Em 2013, Tatto dizia que Paulista teria corredor de ônibus

ciclovia paulista

Ciclovia na Paulista. Secretário de transportes disse há dois anos que local teria corredor de ônibus. Especialista defende área para coletivos que atenderia mais pessoas e daria mais espaço para pedestres. Foto: Tatiana Santiago/G1

Em 2013, Tatto dizia que Paulista teria corredor de ônibus central

Especialista defende espaço mais apropriado para transporte coletivo na avenida e ciclovias nas paralelas

ADAMO BAZANI – CBN

A inauguração oficial da ciclovia na Avenida Paulista foi recebida com festa pelos cicloativistas e dividiu a opinião entre a população em geral.

O espaço para as bicicletas tem 2,7 quilômetros de extensão, fica na área central da avenida entre a Praça Oswaldo Cruz a Avenida Angélica.

Por causa da obra, a faixa para ônibus, que é à direita em cada sentido, passou de 3,5 metros de largura para 3,3 metros. A largura da carroceria de um ônibus pode chegar a 2,6 metros que devem ser somados aos ângulos dos retrovisores e espaço para desvios de eventuais obstáculos. Já as faixas para carros tiveram redução de 3 metros para 2,8 metros de largura.

O que foi recebido com comemoração esconde uma promessa da prefeitura. Em 10 de julho de 2013, quando apresentou as faixas de ônibus à direita da Paulista, o secretário municipal de transportes, Jilmar Tatto, disse que um dos projetos da prefeitura era usar exatamente o canteiro central da Paulista para um corredor de ônibus.

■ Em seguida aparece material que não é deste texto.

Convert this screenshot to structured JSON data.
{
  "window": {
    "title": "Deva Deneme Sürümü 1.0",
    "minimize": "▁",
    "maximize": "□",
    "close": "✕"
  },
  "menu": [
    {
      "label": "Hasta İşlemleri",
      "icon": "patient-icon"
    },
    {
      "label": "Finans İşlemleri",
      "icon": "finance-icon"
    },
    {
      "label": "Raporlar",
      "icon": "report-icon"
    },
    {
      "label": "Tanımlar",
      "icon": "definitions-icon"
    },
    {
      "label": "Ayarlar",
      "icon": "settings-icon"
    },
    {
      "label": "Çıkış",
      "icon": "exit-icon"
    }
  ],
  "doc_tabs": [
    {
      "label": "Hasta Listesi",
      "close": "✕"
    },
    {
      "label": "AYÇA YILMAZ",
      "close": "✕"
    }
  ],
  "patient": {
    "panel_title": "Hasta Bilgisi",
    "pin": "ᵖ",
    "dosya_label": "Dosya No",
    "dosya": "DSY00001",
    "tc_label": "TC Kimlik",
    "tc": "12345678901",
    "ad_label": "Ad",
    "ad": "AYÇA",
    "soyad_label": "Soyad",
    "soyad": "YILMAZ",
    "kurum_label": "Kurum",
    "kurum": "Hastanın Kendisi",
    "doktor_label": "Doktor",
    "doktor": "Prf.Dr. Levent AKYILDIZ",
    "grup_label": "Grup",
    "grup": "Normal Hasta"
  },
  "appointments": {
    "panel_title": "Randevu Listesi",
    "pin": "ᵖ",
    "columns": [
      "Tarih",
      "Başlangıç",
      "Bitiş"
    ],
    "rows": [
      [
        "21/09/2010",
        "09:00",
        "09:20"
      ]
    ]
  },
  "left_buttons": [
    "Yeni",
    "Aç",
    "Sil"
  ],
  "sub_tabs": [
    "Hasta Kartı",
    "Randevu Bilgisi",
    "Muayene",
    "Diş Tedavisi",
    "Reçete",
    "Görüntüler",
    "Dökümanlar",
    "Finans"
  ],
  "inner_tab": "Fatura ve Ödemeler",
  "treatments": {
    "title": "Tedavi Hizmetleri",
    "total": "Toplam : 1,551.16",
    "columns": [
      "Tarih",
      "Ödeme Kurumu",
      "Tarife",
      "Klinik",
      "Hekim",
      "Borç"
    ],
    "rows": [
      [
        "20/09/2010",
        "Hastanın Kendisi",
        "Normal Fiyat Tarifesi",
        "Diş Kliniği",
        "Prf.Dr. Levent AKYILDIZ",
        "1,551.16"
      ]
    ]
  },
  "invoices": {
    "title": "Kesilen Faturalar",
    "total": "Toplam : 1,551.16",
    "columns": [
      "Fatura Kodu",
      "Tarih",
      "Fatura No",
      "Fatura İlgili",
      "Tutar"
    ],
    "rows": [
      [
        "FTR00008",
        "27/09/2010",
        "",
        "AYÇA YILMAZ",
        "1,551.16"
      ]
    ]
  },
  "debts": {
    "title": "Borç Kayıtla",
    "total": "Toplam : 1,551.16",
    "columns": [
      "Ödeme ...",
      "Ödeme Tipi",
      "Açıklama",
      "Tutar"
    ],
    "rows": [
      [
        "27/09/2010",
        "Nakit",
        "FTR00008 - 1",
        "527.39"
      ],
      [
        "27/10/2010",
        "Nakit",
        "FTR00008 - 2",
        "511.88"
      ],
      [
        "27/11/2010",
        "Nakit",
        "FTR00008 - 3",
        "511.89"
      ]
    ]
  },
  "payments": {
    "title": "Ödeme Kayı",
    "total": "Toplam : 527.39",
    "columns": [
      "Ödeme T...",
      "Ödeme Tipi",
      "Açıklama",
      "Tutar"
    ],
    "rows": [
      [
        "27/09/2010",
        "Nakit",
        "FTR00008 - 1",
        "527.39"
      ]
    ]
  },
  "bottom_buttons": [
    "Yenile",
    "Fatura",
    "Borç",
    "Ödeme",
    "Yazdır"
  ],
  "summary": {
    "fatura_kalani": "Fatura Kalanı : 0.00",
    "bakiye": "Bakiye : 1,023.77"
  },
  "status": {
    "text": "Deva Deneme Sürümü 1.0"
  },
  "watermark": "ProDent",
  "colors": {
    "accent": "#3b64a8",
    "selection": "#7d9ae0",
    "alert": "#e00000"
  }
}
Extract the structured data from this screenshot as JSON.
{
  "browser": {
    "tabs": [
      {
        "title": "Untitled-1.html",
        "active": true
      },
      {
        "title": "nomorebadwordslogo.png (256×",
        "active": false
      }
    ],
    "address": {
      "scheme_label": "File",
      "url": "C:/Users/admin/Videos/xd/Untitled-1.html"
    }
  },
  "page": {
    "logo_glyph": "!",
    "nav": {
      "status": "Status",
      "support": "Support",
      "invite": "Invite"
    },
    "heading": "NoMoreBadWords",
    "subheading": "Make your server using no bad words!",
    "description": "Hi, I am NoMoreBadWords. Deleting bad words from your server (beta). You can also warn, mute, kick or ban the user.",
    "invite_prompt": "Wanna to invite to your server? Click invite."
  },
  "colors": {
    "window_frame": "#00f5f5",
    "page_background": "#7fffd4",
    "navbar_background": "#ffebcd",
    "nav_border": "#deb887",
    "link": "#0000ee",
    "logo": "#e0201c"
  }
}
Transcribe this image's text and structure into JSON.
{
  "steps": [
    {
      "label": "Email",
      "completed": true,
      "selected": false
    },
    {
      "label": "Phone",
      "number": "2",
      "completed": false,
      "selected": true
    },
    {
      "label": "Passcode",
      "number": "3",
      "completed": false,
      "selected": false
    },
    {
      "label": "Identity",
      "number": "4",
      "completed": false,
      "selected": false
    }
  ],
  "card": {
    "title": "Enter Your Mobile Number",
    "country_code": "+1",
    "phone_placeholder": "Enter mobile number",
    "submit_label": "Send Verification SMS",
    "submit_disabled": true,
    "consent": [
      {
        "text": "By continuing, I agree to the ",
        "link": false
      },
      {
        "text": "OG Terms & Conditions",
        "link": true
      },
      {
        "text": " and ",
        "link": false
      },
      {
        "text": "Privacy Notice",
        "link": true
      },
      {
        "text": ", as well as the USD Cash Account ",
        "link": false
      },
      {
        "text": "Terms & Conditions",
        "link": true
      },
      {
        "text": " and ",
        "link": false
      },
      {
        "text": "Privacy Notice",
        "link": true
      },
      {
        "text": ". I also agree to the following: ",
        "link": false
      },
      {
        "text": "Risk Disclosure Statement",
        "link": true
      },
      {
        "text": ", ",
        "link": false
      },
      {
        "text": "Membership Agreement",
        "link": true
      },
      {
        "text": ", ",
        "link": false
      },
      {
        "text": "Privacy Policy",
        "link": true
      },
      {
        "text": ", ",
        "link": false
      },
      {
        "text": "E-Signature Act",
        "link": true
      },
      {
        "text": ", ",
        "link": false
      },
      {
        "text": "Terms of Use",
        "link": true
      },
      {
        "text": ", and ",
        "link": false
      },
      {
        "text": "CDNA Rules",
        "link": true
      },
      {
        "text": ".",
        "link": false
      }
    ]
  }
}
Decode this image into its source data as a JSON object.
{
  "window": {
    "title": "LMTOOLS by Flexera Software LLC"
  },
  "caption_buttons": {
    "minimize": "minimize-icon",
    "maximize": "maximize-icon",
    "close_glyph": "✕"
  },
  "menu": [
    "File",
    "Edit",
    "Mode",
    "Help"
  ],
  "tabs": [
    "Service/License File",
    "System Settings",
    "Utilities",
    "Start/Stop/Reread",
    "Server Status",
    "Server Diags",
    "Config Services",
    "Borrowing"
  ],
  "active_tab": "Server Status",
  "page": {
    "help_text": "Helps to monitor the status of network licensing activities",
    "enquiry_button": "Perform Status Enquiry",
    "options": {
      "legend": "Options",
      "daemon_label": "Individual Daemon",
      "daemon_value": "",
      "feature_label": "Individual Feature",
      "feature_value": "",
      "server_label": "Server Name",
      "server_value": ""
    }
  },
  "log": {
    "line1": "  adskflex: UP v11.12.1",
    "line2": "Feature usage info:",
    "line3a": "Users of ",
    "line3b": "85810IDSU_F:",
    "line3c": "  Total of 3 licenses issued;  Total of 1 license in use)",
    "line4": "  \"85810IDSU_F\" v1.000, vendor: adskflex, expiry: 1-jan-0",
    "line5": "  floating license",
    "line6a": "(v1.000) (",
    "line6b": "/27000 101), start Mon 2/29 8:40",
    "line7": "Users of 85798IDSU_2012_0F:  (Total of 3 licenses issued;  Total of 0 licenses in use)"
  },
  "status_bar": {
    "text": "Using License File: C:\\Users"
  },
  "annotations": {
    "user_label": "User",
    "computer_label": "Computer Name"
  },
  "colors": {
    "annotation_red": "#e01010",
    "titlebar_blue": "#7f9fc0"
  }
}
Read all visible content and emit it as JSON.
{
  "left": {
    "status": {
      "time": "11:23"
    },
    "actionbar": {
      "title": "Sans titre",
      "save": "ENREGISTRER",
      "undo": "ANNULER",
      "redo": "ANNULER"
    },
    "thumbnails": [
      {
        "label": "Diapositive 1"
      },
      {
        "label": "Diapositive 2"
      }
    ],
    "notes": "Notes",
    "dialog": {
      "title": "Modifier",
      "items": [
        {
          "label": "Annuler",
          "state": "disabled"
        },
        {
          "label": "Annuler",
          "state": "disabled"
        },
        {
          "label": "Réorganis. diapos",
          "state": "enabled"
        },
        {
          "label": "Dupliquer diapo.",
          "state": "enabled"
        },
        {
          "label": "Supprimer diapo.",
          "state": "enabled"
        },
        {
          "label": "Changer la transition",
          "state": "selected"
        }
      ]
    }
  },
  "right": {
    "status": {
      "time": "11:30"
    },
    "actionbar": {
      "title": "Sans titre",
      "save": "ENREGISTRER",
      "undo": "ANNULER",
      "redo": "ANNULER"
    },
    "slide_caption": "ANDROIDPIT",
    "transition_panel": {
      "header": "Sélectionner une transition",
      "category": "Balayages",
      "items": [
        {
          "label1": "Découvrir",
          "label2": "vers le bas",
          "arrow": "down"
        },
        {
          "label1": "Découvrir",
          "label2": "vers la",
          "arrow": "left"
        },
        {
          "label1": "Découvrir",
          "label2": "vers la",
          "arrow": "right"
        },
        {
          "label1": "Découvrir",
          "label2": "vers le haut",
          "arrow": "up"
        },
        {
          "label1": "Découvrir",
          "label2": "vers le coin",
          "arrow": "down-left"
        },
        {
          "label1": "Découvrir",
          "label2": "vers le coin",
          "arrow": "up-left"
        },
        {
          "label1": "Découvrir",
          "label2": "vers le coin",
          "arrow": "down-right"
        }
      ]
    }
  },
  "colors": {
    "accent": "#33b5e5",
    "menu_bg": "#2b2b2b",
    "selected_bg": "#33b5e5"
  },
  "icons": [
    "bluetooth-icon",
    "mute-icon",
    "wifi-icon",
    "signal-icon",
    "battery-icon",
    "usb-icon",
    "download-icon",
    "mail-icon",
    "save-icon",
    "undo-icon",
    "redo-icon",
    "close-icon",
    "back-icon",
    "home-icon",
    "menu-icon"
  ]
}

Na ocasião, ele disse que o corredor poderia oferecer uma velocidade maior ao transporte coletivo e evitaria problemas como carros que precisam entrar à direita ou acessar garagens de prédios e estabelecimentos comerciais. “O carro não atrapalharia o ônibus e o ônibus não vai interferir nos carros”. O corredor também evitaria invasões e seria conectado a outros eixos previstos para o transporte público, como na Avenida 23 de maio.

A promessa foi esquecida.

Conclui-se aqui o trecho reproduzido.